I’ll be quite frank here when I say I absolutely hate Microsoft Office. It’s less intuitive, and terribly expensive. Microsoft Office 2013 Professional can run up to hundreds of dollars.
Ubuntu, on the other hand, has LibreOffice preinstalled. If you’ve used Open Office, LibreOffice is built off of much of Open Office’s code. In my dealings with Libre, it’s fast, user friendly, compatible with Microsoft and other programs, and best of all… Free! Even if you aren’t considering Ubuntu but need an Office program, I’d totally suggest LibreOffice.
I believe the open and closed source natures of the two operating systems to be accountable for their feature sets. Microsoft will always lag behind; because lets face it: They’re a business, and their main motive is making money. While it is true that making users happy would certainly make Microsoft more money, I tend to disagree.
When Youtube changes designs or does something we don’t care for, we complain, and then deal with it. This is because there isn’t much anything like Youtube on the net (No, Vimeo doesn’t even come close.) Google has a monopoly on us, and we just deal with their changes because we don’t have a choice.
I believe the same situation applies to Windows. Because Windows holds nearly 90% of the market, Microsoft doesn’t have to worry about consumers being unhappy. We just learn to grin and bear the kinks the OS has, since we seemingly have no other choice. If you want change, you need to put power in the hands of the common man! Democracy, everyone!
6. It’s not your go-to OS for now…
Let’s be honest here; Windows users don’t stay Windows users simply for familiarity; More programs run on Windows than on any other operating system, and that is why Linux hasn’t caught on yet.
In a rather vicious circle, operating systems are quite unpopular if programs are not written for them, and programs are not written for operating systems unless they are popular.
Because Linux has around 1% of the Market share, many companies fail to port their great programs to the operating system, as it doesn’t offer any revenue. In fact, Adobe is one of the reasons why I’m still running Windows. I need various Adobe programs for my hobbies and work, and as of now, the suite is not available on Linux.

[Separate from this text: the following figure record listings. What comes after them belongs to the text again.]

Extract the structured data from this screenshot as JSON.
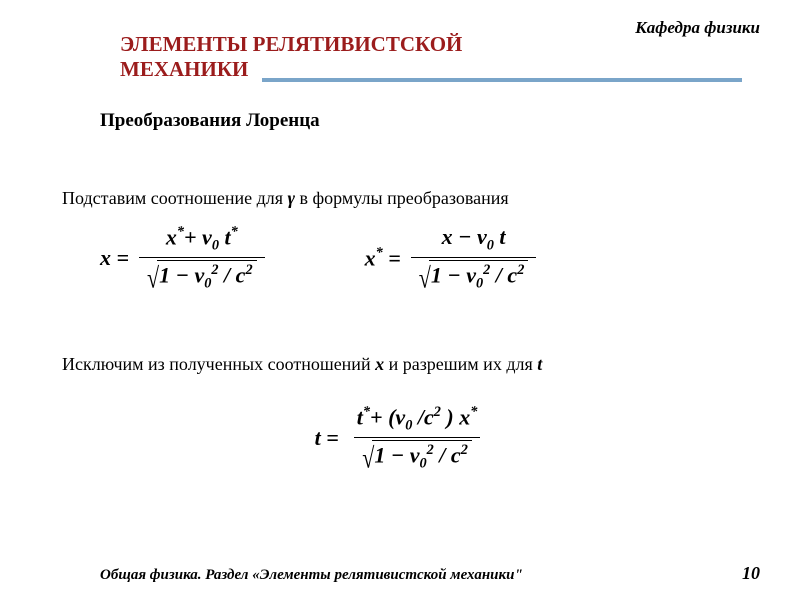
{
  "colors": {
    "title": "#9b1c1c",
    "rule": "#7aa5c9",
    "text": "#000000",
    "bg": "#ffffff"
  },
  "header": {
    "department": "Кафедра физики"
  },
  "title": {
    "line1": "ЭЛЕМЕНТЫ  РЕЛЯТИВИСТСКОЙ",
    "line2": "МЕХАНИКИ"
  },
  "subtitle": "Преобразования Лоренца",
  "para1": {
    "pre": "Подставим соотношение для ",
    "sym": "γ",
    "post": " в формулы преобразования"
  },
  "formula1": {
    "lhs": "x =",
    "num_parts": [
      "x",
      "*",
      "+ v",
      "0",
      " t",
      "*"
    ],
    "den_parts": [
      "1 − v",
      "0",
      "2",
      " / c",
      "2"
    ]
  },
  "formula2": {
    "lhs_parts": [
      "x",
      "*",
      " ="
    ],
    "num_parts": [
      "x − v",
      "0",
      " t"
    ],
    "den_parts": [
      "1 − v",
      "0",
      "2",
      " / c",
      "2"
    ]
  },
  "para2": {
    "pre": "Исключим из полученных соотношений ",
    "x": "x",
    "mid": " и разрешим их для ",
    "t": "t"
  },
  "formula3": {
    "lhs": "t =",
    "num_parts": [
      "t",
      "*",
      "+ (v",
      "0",
      " /c",
      "2",
      " ) x",
      "*"
    ],
    "den_parts": [
      "1 − v",
      "0",
      "2",
      " / c",
      "2"
    ]
  },
  "footer": {
    "text": "Общая физика. Раздел «Элементы релятивистской механики\"",
    "page": "10"
  },
  "typography": {
    "title_fontsize": 21,
    "body_fontsize": 18,
    "formula_fontsize": 22,
    "footer_fontsize": 15
  }
}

Many games also utilize Microsoft’s DirectX Graphics API, which is why you’ll see few AAA titles on Linux. But this is changing. EA has announced that they will be focusing more support on Linux systems, probably because of the announcement of SteamOS, an open-source gaming OS from Valve that is based on Linux.
EA has also worked with AMD to develop “Mantle”, a new competitor to Microsoft’s DirectX that can potentially run on Linux Systems. Battlefield 4 will be the first game to run Mantle after a December update. Although I am unaware of the specifics, Mantle is a low-level API that can run much faster than either DirectX or OpenGL. These new games can potentially mean more users of Linux, and that can mean more programs will be ported/written in Linux!
7. What a nice guy!
Although Linux and Ubuntu are open source, Ubuntu is backed by Isle-of-Man based company Canonical. Besides being the first man to enter space via a commercial flight, Mark Shuttleworth heads Canonical. Besides backing Ubuntu, Canonical maintains and promotes various open source projects, such as Juju, Launchpad, and more. Supporting Ubuntu and Canonical also helps support open-source software development and distribution.

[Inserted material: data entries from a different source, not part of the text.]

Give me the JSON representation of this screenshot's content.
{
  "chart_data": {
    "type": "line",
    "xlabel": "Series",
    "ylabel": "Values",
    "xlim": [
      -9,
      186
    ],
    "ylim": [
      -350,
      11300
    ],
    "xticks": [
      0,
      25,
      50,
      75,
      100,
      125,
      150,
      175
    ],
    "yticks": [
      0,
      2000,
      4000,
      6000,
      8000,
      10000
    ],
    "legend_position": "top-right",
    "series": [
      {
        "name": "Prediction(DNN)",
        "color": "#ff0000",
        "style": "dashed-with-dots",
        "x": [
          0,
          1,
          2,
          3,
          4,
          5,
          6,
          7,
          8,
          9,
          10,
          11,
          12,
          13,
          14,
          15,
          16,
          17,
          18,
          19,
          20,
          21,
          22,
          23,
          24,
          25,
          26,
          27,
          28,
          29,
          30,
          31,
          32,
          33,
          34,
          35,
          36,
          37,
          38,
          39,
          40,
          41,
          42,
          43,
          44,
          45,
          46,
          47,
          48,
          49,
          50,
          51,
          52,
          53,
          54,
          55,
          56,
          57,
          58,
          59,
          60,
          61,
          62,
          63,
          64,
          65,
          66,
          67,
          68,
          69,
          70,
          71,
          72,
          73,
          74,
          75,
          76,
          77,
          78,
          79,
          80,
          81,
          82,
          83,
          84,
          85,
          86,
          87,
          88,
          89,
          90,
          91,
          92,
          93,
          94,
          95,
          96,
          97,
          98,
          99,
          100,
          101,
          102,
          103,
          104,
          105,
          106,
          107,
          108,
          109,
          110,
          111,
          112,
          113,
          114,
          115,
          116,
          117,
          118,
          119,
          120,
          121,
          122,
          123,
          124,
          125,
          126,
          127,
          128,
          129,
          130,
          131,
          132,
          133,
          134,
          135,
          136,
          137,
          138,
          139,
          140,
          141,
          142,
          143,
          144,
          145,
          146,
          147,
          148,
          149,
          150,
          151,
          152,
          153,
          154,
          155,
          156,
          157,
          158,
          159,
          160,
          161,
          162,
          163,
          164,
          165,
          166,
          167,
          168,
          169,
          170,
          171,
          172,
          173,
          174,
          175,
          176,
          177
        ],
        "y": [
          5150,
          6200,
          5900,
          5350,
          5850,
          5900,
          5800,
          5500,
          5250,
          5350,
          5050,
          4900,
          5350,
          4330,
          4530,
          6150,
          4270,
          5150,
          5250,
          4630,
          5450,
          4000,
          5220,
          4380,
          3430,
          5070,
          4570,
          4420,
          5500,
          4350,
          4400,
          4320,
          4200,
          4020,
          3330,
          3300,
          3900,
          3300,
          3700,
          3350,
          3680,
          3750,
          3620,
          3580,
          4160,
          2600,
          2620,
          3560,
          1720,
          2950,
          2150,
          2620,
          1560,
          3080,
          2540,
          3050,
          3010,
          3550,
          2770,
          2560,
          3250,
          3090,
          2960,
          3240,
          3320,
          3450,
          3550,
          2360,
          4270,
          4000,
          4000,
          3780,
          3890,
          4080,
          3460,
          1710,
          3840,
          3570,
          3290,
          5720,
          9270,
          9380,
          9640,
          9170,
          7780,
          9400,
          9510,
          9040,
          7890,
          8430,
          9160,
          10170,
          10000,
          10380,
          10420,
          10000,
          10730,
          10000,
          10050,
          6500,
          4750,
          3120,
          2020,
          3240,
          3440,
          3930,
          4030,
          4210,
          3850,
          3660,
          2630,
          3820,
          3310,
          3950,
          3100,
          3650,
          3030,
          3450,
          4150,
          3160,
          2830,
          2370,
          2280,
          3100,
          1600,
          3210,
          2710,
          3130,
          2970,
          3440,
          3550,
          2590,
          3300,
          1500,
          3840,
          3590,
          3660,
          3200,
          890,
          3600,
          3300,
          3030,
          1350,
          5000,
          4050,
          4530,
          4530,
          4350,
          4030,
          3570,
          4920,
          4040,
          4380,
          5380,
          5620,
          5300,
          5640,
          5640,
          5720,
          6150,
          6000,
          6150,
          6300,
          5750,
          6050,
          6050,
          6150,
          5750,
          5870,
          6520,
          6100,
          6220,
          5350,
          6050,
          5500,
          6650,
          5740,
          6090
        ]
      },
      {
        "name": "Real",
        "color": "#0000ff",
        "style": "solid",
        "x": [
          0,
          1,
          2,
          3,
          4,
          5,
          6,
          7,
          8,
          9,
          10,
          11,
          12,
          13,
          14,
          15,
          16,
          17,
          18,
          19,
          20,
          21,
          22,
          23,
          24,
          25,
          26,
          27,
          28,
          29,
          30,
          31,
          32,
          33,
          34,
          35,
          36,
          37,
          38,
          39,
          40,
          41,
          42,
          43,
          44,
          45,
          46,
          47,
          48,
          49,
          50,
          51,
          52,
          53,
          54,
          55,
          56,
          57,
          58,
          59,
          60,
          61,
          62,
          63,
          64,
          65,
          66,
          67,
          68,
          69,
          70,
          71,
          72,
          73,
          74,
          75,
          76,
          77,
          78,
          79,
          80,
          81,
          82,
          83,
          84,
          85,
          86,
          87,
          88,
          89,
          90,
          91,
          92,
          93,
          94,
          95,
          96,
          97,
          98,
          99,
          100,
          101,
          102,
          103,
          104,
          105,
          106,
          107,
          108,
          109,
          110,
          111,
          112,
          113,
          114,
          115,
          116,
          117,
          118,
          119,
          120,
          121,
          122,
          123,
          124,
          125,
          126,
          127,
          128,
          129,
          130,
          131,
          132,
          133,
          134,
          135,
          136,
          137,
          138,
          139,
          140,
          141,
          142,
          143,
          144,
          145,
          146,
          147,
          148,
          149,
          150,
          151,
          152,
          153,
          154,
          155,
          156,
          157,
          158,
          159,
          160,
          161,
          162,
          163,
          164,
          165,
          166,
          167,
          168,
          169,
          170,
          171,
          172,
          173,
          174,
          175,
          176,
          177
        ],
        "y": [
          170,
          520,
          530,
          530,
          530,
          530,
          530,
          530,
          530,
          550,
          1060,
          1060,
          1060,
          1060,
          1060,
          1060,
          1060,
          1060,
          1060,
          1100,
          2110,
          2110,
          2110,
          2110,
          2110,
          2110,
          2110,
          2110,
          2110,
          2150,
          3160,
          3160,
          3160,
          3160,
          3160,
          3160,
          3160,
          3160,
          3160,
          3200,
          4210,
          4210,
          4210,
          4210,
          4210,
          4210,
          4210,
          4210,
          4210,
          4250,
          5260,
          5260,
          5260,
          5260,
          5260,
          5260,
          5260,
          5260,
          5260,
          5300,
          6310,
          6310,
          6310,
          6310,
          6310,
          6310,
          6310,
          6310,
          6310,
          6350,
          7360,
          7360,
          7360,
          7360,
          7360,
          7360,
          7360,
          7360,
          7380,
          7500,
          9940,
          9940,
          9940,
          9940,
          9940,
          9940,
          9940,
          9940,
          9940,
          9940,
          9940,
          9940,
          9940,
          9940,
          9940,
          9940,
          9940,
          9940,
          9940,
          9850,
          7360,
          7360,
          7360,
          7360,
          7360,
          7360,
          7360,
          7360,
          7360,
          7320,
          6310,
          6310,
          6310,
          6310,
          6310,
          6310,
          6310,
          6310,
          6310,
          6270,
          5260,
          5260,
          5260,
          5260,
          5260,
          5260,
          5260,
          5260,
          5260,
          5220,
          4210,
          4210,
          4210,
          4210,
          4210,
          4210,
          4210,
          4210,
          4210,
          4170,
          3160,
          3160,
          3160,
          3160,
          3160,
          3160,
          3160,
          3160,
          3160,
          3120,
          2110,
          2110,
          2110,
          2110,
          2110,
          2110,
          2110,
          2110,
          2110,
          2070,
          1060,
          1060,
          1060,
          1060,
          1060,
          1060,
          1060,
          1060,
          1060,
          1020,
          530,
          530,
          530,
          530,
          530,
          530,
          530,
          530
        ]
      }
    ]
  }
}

8. Next time on: I didn’t know that was Linux.
Although I am aware that Ubuntu does not equal Linux, but Ubuntu is rather a flavor of Linux, I don’t want people to shy away just because Ubuntu is a form of Linux. If you’ve used or know of the following, chances are you have encountered Linux. Wasn’t so scary, right?
Everything here is powered by Linux.
- All Android Phones (Including Samsung Galaxy, HTC1, etc.)
- DVR Devices, like TiVo
- Google and Facebook (Like most companies use Linux servers.)
- The New York Stock Exchange
- Air-Traffic Control
- 90% if the worlds supercomputers
- Soon - the Ubuntu Phone
(Source for many of the above facts.)
I’ve tried to get all the facts straight and source, but if I’ve told a lie, I apologize and ask you to correct my mistake!
Also, I’m in no way affiliated with Canonical or the Linux foundation, I just really like the OS!